Within a year Amo-Dadzie had reached the 100m semi-finals of the British championships. And under the tutelage of Steve Fudge, who used to train Adam Gemili and James Dasaolu, he steadily progressed season-by-season until a stunning 100m run of 9.93sec in June put him fourth on the all-time list in Britain and made him the 17th quickest man in the world this year.

But unlike most British athletes at these world championships, Amo-Dadzie still has to fit training around working a full 9-5 job – and use annual leave to compete in Budapest. “I work for a subsidiary of Berkeley Group, St George plc. They have been phenomenal, honestly. I’m always on top of my workload, I never slip behind. But if I need to jet off to somewhere in Europe to race at short notice, they are very accommodating of it all.

“I won’t lie and say that it doesn’t get tough at times, and sometimes you do feel like you are stretched quite thin, but my missus is incredible.”

A first British vest arrived this March at the European Indoor Championships, where he reached the 60m semi-finals, but it was that sub-10sec run in Graz in June that was the real gamechanger. Amo-Dadzie not only has an agent now, he also sometimes get recognised in the streets. “It’s really cool, I’m embracing all of it. It’s very, very different but I’m keeping my feet on the ground.”

Eugene Amo-Dadzie running
Amo-Dadzie admits juggling his career with running is a challenge. Photograph: Nathan Stirk/British Athletics/Getty Images

And, having qualified from the British trials in Manchester, Amo-Dadzie suddenly finds himself at the world championships with sprinters with countless Olympic and world medals to their name. “I think there’s maybe an element of ‘who is this guy’ but every time we have conversations, but they find the whole world’s fastest accountant thing really funny. So it’s all love. But yeah, when we need to go to war, we go to war.”

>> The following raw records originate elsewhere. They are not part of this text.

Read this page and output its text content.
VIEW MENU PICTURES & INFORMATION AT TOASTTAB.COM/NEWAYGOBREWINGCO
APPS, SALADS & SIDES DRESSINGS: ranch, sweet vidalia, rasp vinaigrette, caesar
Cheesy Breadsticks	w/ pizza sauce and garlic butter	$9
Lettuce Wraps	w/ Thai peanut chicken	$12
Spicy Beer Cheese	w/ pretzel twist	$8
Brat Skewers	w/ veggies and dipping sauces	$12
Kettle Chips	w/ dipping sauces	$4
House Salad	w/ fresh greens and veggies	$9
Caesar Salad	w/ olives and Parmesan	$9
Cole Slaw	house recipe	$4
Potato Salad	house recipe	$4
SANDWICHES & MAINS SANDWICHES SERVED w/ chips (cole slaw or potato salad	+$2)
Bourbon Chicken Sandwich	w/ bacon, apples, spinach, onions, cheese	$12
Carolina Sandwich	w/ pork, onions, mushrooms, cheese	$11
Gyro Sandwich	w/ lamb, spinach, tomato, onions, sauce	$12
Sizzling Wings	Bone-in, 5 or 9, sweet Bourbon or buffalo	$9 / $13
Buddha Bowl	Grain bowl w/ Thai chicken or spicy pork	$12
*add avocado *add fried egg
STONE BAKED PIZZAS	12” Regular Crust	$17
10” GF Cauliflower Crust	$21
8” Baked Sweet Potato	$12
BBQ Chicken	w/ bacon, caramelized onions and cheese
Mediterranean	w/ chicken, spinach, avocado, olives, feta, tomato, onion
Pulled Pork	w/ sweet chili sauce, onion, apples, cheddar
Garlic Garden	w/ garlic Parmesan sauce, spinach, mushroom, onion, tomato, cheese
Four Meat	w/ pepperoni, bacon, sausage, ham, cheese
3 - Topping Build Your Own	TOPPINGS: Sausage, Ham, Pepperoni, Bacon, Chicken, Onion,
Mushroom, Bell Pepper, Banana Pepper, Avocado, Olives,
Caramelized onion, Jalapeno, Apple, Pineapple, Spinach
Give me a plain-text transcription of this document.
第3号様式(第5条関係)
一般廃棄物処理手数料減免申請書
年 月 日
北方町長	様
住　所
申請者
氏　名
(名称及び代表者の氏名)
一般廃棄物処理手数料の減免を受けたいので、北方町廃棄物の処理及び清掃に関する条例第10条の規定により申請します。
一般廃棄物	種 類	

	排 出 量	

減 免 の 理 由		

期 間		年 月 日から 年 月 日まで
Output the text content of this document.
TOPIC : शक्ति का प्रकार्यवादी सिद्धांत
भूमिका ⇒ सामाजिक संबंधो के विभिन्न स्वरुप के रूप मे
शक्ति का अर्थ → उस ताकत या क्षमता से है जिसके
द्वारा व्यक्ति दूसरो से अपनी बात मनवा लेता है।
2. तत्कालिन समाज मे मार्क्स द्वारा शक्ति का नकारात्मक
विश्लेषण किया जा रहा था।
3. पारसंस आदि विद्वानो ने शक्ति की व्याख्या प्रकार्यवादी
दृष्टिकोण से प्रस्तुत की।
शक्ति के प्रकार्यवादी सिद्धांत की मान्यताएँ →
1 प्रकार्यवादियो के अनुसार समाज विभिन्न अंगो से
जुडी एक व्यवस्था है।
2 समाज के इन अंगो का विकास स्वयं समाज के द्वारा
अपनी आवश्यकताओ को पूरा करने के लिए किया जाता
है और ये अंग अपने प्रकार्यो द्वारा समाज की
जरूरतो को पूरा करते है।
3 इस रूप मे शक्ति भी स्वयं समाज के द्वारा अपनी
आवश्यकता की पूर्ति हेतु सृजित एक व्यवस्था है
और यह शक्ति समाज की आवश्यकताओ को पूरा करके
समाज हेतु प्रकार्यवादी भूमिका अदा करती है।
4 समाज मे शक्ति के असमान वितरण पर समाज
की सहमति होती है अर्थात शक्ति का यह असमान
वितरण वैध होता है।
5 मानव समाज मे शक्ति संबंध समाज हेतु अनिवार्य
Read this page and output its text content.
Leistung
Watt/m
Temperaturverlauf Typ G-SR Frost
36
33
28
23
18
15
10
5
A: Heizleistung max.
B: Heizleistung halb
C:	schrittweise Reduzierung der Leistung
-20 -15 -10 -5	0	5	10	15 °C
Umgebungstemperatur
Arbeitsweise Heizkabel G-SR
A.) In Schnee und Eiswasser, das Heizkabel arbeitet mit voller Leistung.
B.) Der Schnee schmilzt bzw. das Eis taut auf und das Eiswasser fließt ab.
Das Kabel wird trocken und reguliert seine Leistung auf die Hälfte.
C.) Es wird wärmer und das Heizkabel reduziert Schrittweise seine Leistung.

Indeed Amo-Dadzie believes that having multiple focuses to his life, including a two-year-old daughter has helped him get an edge over his rivals. “I’m able to lock in and perform when I need to but I’m doing so very much from a place of relaxation, a place of fun, I’m enjoying myself when I’m out there. I can switch off. I’ll do my track thing, then I put that day and I’m going home to play with my little girl. I’m going home to go on a date with my wife, I’m getting home to get some work done, I’m on a school governor’s meeting.”

Amo-Dadzie prefers not to be drawn on how he might do in Budapest, although he does promise that he will try his hardest and “have some fun out there”. A place in the final is perhaps not beyond him, if he can improve his personal best. But whatever happens, he hopes his story will inspire others to chase their dreams.

“If you have a bit of belief and faith, it is never really too late to pick up the passion of something you always really wanted to do. If I can do what I’ve done, by the grace of God, then why can’t you?”